The grounds of the property were stunning as was the B&B. The owners, Marie and Francois, are a married couple who met in Northern California, not far from where we currently live so of course we chatted about the mild weather and the bad traffic over a few glasses of rosé. Marie is originally from New York but Francois was born in France and he was so helpful with planning our time there.

After we told him we were vegetarians, he recommended a Moroccan restaurant called Le Riad and it was one of the best meals of the entire trip. If you’re ever in Aix (pronounced “X”), you absolutely have to try their vegetable tagine. It’s nothing short of incredible! And the wine was excellent too.


Francois also recommended that we have a picnic at the B&B one day so we walked downtown to grab a few sandwiches from Simply Food and then came back and relaxed by the pool for a while.


We had toasted brie sandwiches, quinoa salad and some other vegetable concoction that I’m kicking myself for not writing down because it was awesome. I had to fight Brandon for the last bite!


The city itself turned out to be wonderful too. It was originally founded over 2,000 years ago when the Romans built a military camp over a hot spring which explains the name Aix which is derived from the Latin word for water. You can literally see the connection the city has to water with the 40+ fountains displayed throughout the streets.


Long after Rome fell, Aix was brought back to life when the French king declared it his administrative capital of Provence. Many of the private mansions that were built during that time period still stand, giving the city a royal and classy look.

Today it’s still considered to be a wealthy town but it also exudes a modern and youthful energy thank to the 40,000 college students attending school there.

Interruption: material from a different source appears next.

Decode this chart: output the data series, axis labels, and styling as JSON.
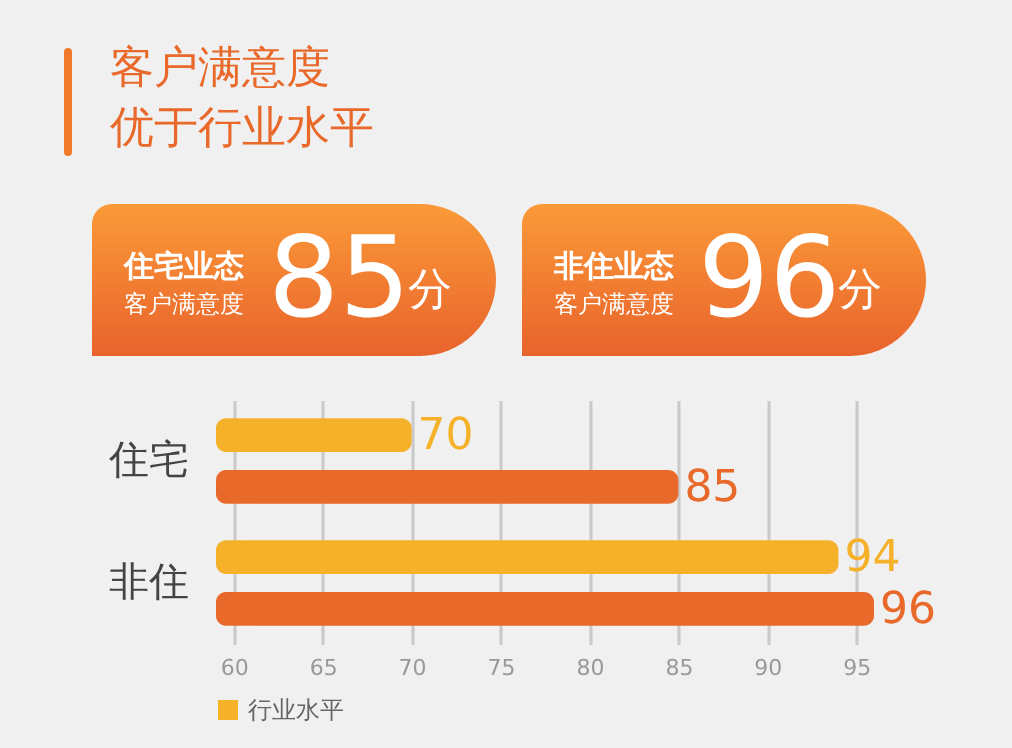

I would describe it as being similar to Paris, but on a much smaller scale. We spent a lot of time getting lost down the side streets, discovering the different shops and bakeries. I didn’t have much money to spend but I could have done some major damage in the stores there. There are so many great little boutiques just begging for you to stumble upon a one-of-a-kind fashion find.



One of the highlights was finding a bakery with the most beautiful selection of macaroons. It was a hard decision but we narrowed it down to dark chocolate and a madagascar vanilla and I promise you, they were the best macaroons I’ve ever had! I looked up the name of the bakery afterward and apparently, I’m not the only one who feels that way.




When it came down to it, the main reason we chose to stay in Aix was because of their outdoor markets. Some of them are held daily but the majority run on Tuesday, Thursdays and Saturdays. We were there on a Tuesday and there were at least five different types held throughout different parts of the city.

The first one we came across was a textiles market on the popular street of Cours Mirabou and most of the items there were clothes and accessories. From there we ventured to the food market and I was blown away by the selection! They had meat, cheese, bread, produce, herbs, soaps…it was like a full-scale outdoor grocery store.  It was especially neat to see all of the seasonal fall produce, like chanterelle mushrooms and truffles. Some of them were around 30 euros per pound!

Aix en Provence









Almost everyone around us was pushing their personal shopping carts and speaking French to the vendors, probably out for their daily trip to the market. I just can’t even begin to imagine living like that. I barely have time to make it to the grocery store once a week, but I do envy that way of life. It inspires me to make an effort to live simply which I consider to be a very un-American way of thinking.

After the food, we passed by the antiques and books then made our final round at the flower market near city hall. There were so many gorgeous varieties to choose from and I thought they were reasonably priced too.



It was definitely apparent from our time in Aix that the French know how to live the good life!